I’d drive down, and there she’d be, sitting at the easel, trying to get her
watercolors to make that sunset. She struggled with the colors. Too often, she
said, they’d look like blood. As if there was something inside her, wildly
signaling to be let out.” Collins was standing only ten feet from Janson, but
his voice was far away. He stood with his hands in his pockets, looking out at
the slowly darkening bay. “She loved watching the birds, too. She didn’t think
she could paint them, but she loved watching them. You see that one near the
Osage orange tree? Pearl gray, white undersides, black mask like a raccoon
around the eyes?”
It was about the size of a robin, leaping from one perch to another.
“That’s a loggerhead shrike,” Collins said. “One of the local birds. She thought
it was pretty. Lanius ludovicianus.”
“Better known as the butcher bird,” Janson said.
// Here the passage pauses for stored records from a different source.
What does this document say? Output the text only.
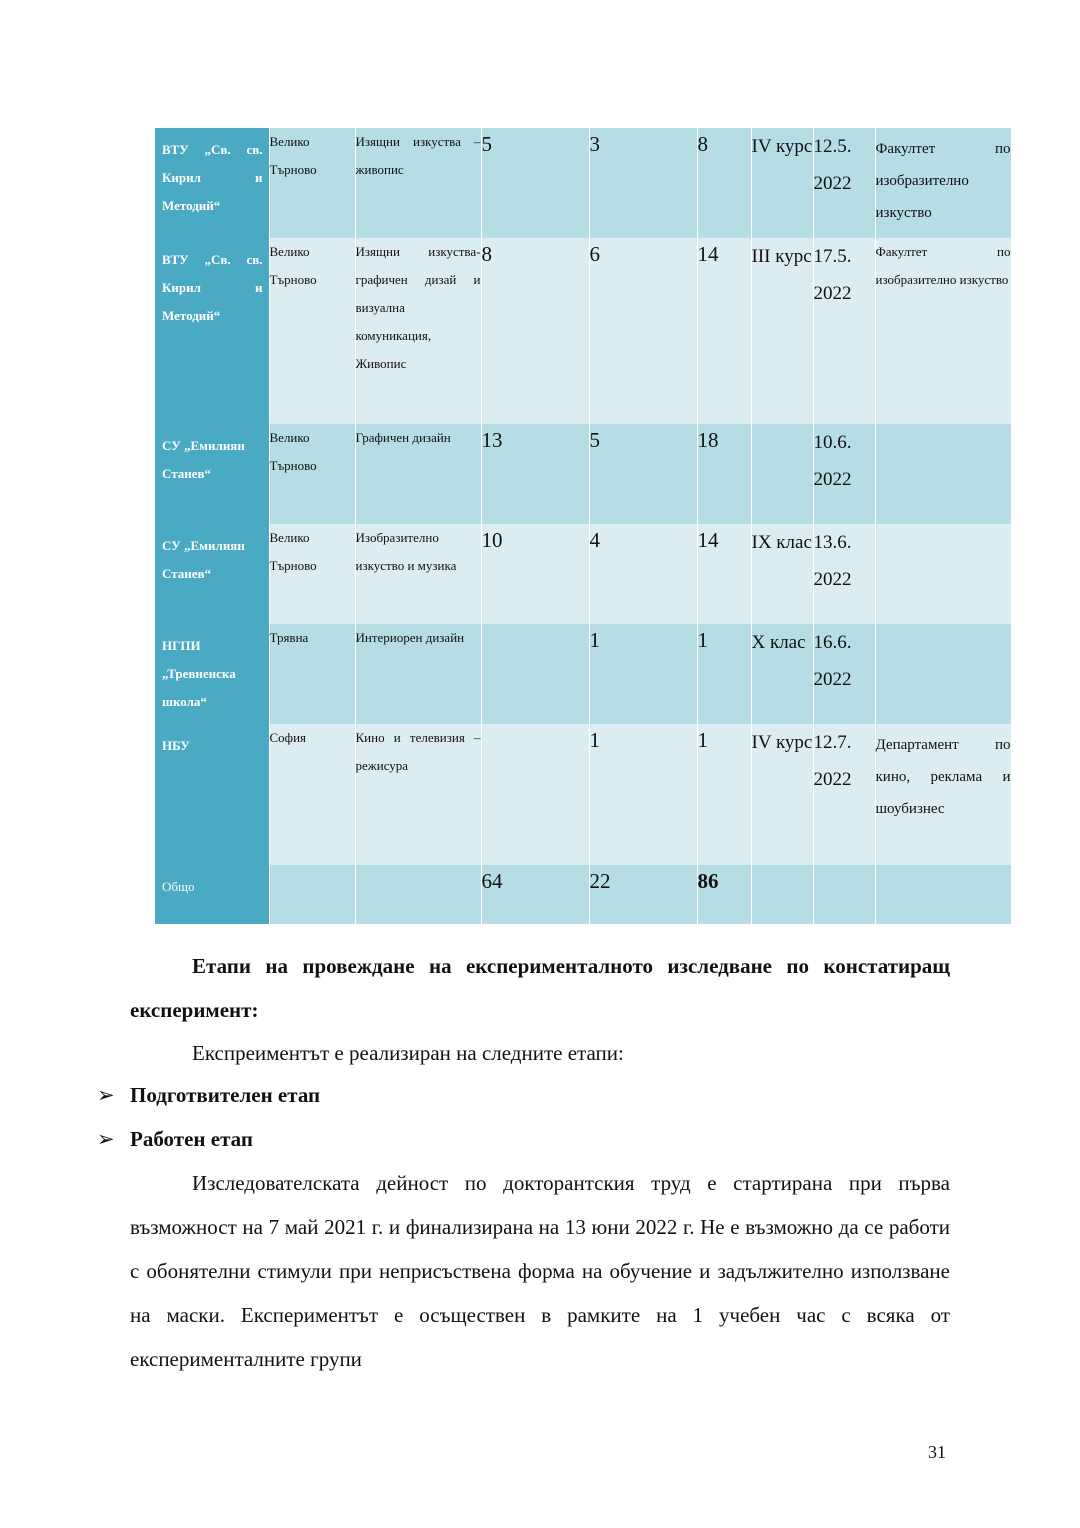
ВТУ „Св. св. Кирил и Методий“	Велико Търново	Изящни изкуства – живопис	5	3	8	IV курс	12.5. 2022	Факултет по изобразително изкуство
ВТУ „Св. св. Кирил и Методий“	Велико Търново	Изящни изкуства- графичен дизай и визуална комуникация, Живопис	8	6	14	III курс	17.5. 2022	Факултет по изобразително изкуство
СУ „Емилиян Станев“	Велико Търново	Графичен дизайн	13	5	18		10.6. 2022	
СУ „Емилиян Станев“	Велико Търново	Изобразително изкуство и музика	10	4	14	IX клас	13.6. 2022	
НГПИ „Тревненска школа“	Трявна	Интериорен дизайн		1	1	X клас	16.6. 2022	
НБУ	София	Кино и телевизия – режисура		1	1	IV курс	12.7. 2022	Департамент по кино, реклама и шоубизнес
Общо			64	22	86			
Етапи на провеждане на експерименталното изследване по констатиращ експеримент:
Експреиментът е реализиран на следните етапи:
➢ Подготвителен етап
➢ Работен етап
Изследователската дейност по докторантския труд е стартирана при първа възможност на 7 май 2021 г. и финализирана на 13 юни 2022 г. Не е възможно да се работи с обонятелни стимули при неприсъствена форма на обучение и задължително използване на маски. Експериментът е осъществен в рамките на 1 учебен час с всяка от експерименталните групи
31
The bird trilled its two-note call.
“Figures, you know,” Collins said. “It’s unusual, isn’t it, because it preys on
other birds. But check it out. It doesn’t have any talons. That’s the beauty
part. It takes advantage of its surroundings—impales its prey on a thorn or
barbed wire before it rips it apart. It doesn’t need much by way of claws. It
knows that the world is filled with surrogate claws. Use what’s there.” The bird
emitted a harsh, thrasher-like note and fluttered off.
Collins turned and looked at Janson. “Why don’t you come inside?”
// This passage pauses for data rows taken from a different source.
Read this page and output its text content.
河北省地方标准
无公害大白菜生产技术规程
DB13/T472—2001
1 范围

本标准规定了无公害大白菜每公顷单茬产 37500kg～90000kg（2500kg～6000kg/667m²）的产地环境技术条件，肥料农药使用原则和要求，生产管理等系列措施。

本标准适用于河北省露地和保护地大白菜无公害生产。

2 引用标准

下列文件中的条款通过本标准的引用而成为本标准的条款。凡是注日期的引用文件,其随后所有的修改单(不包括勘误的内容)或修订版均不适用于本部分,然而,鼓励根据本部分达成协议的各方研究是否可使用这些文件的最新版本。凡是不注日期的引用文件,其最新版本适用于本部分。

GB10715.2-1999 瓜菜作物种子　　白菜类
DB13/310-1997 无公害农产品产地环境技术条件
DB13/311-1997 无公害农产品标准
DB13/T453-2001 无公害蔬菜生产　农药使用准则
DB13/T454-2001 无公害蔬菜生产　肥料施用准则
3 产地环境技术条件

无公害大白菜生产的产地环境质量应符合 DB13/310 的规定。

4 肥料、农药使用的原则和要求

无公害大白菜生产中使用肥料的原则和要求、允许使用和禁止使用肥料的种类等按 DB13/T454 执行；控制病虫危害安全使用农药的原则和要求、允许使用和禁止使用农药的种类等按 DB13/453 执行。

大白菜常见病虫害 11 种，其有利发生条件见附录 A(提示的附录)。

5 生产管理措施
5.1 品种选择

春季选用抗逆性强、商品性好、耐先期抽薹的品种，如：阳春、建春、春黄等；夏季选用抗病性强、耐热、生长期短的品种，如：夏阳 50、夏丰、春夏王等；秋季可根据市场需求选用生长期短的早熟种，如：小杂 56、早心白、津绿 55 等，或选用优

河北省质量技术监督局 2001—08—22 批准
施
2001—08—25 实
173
“Aren’t you going to frisk me?” Janson asked, in a tone of indifference. He was
surprised at how unruffled Collins seemed, and was determined to match his calm.
“See what weapons I might have on me?”
Collins laughed, and his solemnity broke for a moment. “Janson, you are a
weapon,” he said. “What am I supposed to do, amputate all your limbs and put you
in a vitrine?” He shook his head. “You forget how well I know you. Besides, I’m
looking at somebody who has folded his arms beneath a jacket, and that bulge a
foot below his shoulder is quite likely a handgun, aimed at me. I’m guessing you
took it off of Ambrose. Young kid, reasonably well trained, but not the sharpest
knife in the drawer.”
Janson said nothing but kept his finger on the trigger. The M9 would shoot
easily through the fabric of his jacket: Collins was a mere finger twitch from
death and he knew it.
“Come along,” Collins said. “We’ll walk together. A peaceable dyad of
vulnerability. A two-man demonstration of mutual assured destruction, and the
deep comfort the balance of terror can bring.”
Janson said nothing. Collins was not a field agent; he was no less lethal in his
way, but through more mediated channels. Together, they traipsed over a
boardwalk of silvery, weathered cedar and into Collins’s house. It was a classic
seaside cottage, probably of early twentieth-century construction: weathered
shingles, small dormers on the second floor. Nothing that would attract much
attention, not at a casual glance, anyway.